We sit. Beckett, Jillian, and Nathan on one side of the table, Grandpapa, Annis, and me on the other, the boys on the ends, Jasmina in her mother’s lap. The benches are full, cramped, and there’s a hole in this table at least a kilometer wide. I’ve never sat here without Nita, and I’m not the only one feeling it.

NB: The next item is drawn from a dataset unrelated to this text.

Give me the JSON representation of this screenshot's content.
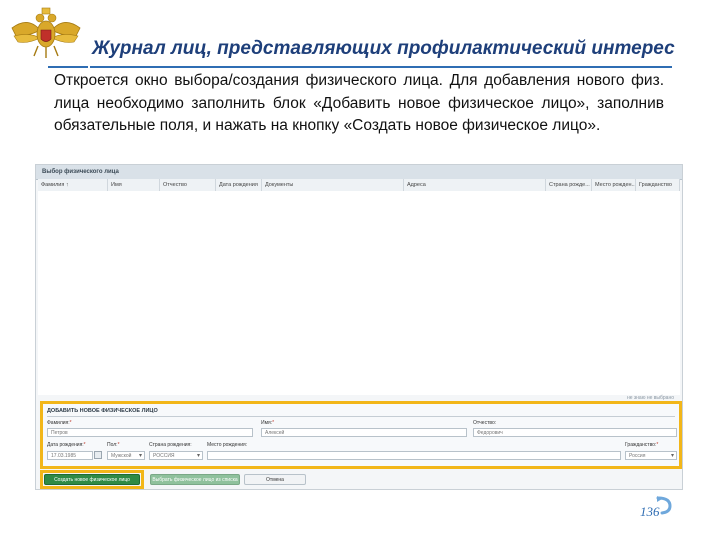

Memories of her swirl, sometimes reach up and nudge, tugging. But I’ve just slept, and it’s always easier to control memories when I’ve rested. It won’t be later. I love this house, and being inside it is difficult.
Annis serves each plate bread and dried fruits, preserves, the last of the greens, working out the portions according to the rations. Bread lands on my plate, and I open my mouth to protest, but Annis speaks first.
“When did you eat? Has it been more than two days?”
I close my mouth. And see Jillian’s brows go up.
“All right, then,” she says, ending what was never an argument. “Who wants preserves?”
It’s an odd sort of meal. Beckett and Jillian are wary of mistakes, and Grandpapa and Annis seem determined not to ask them anything at all, even when the omission is painfully obvious. For a while, the only one talking is Ari, and that’s about waterbugs.
“Do you blow glass?” Beckett asks Cyrus, smearing preserves on his bread. His accent is like one yellow apple in a barrel of honeyfruit.
“Yes,” says Grandpapa. And nothing else.
I’m not sure what sort of preserves Beckett thought he was going to taste, but I don’t think it was pepper. I see his eyes widen, and out of nowhere, I have to hold in a laugh. Jillian takes note. She’s done with almost everything. Except the preserves. I hope she understands the concept of rations.
“You’re interested in glass?” Cyrus finally asks.
“Why would he be?” Nathan snaps. Not because he thinks glass isn’t interesting, but because Beckett isn’t worthy of being interested in glass. Annis shushes him and throws me an apologetic look. I Know what’s wrong with Nathan. He’s not angry. He’s sad, and now my guilt is as hot as the jelly. Jasmina tears the bread into pieces, eating from her mother’s plate.